Unsure on how this will be best achieved. Assuming a single grammar at the Mapfile level, would any subclass need to be wrapped in its parent hierarchy keywords to parse correctly?

E.g. a STYLE is associated with a CLASS associated with a LAYER which in turn is associated with a MAP.

style_string = """
    COLOR 107 208 107
    WIDTH 1

new_class = mappyfile.parse(style_string)
  • Would mappyfile need to take care of this by wrapping the STYLE string in a CLASS, LAYER, and MAP keywords to parse correctly?
  • If so would each need to be a separate method e.g. mappyfile.parse_layer, mappyfile.parse_class etc. ?

Other hierarchies and relationships can be seen on the http://www.mapserver.org/mapscript/mapscript.html#mapscript-classes page.

+-------+ 0..*    1 +-------+
| Style | <-------- | Class |
+-------+           +-------+

+-------+ 0..*     1 +-------+
| Class | <--------> | Layer |
+-------+            +-------+

 +-----+ 0..1  0..* +-------+
 | Map | <--------> | Layer |
 +-----+            +-------+

1.4. Including Files

The parser will also need to allow for files (containing further Mapfile declarations) referenced in the Mapfile to be loaded and parsed.

  • Includes may be nested, up to 5 deep.
  • File location can be given as a full path to the file, or as a path relative to the Mapfile
  • If a string is provided to the parse method, then an optional root_folder parameter can be used to work with relative paths

See http://mapserver.org/mapfile/include.html for further details.

    NAME "include_mapfile"
    EXTENT 0 0 500 500
    SIZE 250 250

    INCLUDE "test_include_symbols.map"
    INCLUDE "C:\Includes\test_include_layer.map"
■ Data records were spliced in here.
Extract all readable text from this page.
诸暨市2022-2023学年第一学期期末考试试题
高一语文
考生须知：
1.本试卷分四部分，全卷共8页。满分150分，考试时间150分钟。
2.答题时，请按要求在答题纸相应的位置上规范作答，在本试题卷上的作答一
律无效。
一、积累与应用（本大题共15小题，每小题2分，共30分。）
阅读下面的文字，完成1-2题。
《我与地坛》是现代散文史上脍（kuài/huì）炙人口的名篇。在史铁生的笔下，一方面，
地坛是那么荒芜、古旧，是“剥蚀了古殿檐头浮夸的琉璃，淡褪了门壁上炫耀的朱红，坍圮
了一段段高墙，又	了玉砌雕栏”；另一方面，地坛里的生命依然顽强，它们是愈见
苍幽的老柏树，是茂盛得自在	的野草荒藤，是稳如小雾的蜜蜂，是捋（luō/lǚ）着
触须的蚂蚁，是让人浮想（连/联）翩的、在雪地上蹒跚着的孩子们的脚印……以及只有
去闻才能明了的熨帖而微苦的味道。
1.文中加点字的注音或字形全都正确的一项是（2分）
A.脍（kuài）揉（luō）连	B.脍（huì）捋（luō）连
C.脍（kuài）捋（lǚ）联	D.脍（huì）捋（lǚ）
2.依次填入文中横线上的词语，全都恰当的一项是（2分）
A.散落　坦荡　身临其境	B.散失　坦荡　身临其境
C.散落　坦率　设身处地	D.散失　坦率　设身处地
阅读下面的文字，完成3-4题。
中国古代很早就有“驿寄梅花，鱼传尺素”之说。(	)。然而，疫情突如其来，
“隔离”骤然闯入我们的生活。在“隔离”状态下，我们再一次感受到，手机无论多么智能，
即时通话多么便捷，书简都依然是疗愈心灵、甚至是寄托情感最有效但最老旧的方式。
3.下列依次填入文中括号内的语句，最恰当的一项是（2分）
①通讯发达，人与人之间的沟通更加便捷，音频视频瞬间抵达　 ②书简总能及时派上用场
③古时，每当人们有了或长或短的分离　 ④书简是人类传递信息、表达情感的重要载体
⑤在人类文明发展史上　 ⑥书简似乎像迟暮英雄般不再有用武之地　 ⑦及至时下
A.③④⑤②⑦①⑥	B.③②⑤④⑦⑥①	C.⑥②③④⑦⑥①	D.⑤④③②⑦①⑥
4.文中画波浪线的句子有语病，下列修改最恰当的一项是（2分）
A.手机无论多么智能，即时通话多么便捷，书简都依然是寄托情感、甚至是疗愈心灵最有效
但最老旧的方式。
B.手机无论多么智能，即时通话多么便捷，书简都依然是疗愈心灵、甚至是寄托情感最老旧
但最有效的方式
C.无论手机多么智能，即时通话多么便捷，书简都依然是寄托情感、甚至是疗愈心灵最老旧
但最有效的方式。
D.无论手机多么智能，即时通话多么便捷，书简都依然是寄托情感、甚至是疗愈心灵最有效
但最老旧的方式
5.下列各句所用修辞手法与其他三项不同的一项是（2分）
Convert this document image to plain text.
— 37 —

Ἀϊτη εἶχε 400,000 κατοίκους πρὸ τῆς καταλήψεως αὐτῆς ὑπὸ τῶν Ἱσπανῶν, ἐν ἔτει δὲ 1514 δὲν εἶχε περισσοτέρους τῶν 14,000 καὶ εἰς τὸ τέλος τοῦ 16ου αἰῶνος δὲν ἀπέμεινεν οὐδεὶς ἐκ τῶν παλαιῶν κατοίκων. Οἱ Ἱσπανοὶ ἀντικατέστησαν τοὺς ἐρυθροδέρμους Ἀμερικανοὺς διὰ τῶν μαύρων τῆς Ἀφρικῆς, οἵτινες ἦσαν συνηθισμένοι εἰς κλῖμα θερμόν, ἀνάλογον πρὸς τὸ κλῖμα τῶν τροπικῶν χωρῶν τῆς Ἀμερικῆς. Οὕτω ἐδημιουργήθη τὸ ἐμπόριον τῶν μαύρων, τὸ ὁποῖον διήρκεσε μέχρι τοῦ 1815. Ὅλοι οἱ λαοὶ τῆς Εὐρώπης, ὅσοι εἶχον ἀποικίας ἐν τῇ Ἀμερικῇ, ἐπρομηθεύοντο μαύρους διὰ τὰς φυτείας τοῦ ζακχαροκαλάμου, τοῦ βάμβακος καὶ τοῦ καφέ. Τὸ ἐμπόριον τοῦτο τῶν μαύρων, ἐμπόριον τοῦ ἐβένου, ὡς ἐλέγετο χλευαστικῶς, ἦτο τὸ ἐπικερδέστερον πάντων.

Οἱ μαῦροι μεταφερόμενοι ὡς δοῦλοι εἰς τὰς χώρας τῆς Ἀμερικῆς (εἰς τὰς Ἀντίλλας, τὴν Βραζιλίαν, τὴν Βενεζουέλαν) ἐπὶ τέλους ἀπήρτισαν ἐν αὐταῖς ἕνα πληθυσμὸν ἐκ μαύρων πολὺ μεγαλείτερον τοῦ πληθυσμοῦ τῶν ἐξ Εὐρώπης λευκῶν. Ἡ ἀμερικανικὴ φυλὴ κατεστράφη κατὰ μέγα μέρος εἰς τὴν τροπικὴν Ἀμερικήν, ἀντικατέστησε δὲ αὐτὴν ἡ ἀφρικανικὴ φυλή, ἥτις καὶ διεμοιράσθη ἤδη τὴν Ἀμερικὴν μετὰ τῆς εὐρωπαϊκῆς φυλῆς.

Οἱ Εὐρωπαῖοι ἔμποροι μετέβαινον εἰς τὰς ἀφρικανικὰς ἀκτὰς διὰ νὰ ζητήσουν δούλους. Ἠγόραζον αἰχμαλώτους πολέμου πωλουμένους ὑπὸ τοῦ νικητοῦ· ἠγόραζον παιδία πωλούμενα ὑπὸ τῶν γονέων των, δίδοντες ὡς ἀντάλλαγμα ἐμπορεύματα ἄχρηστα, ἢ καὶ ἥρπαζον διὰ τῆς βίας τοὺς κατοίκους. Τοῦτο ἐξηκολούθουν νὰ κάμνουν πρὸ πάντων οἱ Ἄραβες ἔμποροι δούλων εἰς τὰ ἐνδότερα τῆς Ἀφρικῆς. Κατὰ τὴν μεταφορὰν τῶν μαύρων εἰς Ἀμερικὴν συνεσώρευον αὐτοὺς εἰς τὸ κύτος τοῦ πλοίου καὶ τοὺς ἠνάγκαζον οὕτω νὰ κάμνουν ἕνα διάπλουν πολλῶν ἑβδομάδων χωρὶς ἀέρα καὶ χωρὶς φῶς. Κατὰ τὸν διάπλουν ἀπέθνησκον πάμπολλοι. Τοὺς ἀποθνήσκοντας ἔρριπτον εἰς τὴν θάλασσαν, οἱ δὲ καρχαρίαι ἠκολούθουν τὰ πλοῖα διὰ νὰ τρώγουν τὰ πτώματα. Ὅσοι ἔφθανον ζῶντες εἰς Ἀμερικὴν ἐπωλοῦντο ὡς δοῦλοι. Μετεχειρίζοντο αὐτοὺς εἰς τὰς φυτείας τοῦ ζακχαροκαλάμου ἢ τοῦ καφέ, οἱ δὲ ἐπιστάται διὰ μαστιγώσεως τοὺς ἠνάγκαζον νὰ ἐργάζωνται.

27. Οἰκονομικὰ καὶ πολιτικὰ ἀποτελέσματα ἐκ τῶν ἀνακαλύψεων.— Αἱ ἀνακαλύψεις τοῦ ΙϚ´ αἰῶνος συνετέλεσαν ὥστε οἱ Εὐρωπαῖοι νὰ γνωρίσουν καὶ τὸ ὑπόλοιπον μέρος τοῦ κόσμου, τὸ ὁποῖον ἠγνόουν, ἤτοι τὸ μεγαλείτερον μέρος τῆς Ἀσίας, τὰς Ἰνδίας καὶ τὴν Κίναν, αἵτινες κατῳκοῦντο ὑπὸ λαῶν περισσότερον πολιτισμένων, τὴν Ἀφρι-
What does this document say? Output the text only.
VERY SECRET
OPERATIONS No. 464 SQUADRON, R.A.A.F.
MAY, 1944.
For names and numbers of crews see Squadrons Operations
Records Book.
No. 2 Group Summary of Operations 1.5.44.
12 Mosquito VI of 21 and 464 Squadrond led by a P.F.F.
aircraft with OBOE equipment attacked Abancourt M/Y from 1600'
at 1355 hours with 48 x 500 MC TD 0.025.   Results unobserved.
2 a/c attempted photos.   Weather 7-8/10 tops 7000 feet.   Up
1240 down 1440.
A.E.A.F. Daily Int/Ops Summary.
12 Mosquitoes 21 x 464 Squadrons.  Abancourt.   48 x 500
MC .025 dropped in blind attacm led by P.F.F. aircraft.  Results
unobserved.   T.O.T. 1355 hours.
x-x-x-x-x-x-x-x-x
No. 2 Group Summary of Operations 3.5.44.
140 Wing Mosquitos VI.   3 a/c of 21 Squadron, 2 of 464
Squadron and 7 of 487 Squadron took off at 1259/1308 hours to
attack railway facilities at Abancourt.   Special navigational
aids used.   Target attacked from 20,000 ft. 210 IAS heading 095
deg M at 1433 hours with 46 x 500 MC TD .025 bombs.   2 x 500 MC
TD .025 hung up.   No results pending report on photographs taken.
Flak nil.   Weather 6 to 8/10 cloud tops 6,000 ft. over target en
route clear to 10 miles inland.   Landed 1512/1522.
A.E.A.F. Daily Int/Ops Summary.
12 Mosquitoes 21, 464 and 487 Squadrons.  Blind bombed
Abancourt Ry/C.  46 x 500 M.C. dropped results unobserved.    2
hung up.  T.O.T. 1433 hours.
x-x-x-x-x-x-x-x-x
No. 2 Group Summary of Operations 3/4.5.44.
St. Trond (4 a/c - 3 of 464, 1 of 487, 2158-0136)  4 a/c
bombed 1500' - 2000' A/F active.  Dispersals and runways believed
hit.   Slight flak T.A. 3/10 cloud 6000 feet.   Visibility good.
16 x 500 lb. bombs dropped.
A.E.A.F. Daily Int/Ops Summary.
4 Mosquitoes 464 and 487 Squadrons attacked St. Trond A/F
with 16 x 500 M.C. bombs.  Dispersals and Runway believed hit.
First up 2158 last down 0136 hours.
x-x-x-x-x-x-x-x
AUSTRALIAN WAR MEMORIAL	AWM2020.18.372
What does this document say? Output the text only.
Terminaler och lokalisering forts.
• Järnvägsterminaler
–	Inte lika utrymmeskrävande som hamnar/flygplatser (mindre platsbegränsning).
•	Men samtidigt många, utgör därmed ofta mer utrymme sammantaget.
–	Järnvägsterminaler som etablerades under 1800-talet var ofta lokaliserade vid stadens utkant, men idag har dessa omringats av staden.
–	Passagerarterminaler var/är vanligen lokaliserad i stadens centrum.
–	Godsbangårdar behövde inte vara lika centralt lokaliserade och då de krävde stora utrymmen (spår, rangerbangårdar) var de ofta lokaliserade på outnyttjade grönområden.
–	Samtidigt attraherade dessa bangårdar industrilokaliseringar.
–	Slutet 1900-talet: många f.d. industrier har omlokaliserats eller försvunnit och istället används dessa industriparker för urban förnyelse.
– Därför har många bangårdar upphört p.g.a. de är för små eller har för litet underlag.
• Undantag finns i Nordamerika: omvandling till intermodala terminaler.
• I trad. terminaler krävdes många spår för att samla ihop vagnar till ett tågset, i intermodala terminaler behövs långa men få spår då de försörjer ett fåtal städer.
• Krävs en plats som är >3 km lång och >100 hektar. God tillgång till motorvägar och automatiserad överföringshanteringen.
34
Is it easy to have an option to not process the INCLUDEs and leave them as a simple line of text?

1.4.1. Benchmarking

I chose to use the Earley algorithm due to unexpected flexibility in the syntax of the mapfiles. (I can expand on that subject if you wish ) However, many of the files can still be parsed using PLY. You may notice that the test script tries parsing with PLY first and only falls back to Earley if it fails. It’s not necessary but it’s about 3 times faster under CPython. Or you may choose to use Pypy, which is the fastest just with the Earley parser.

Here are some benchmarks from my PC for parsing all 301 files (2MB):

  • Pypy: 3.5 seconds
  • CPython: 15 seconds
  • CPython with fallback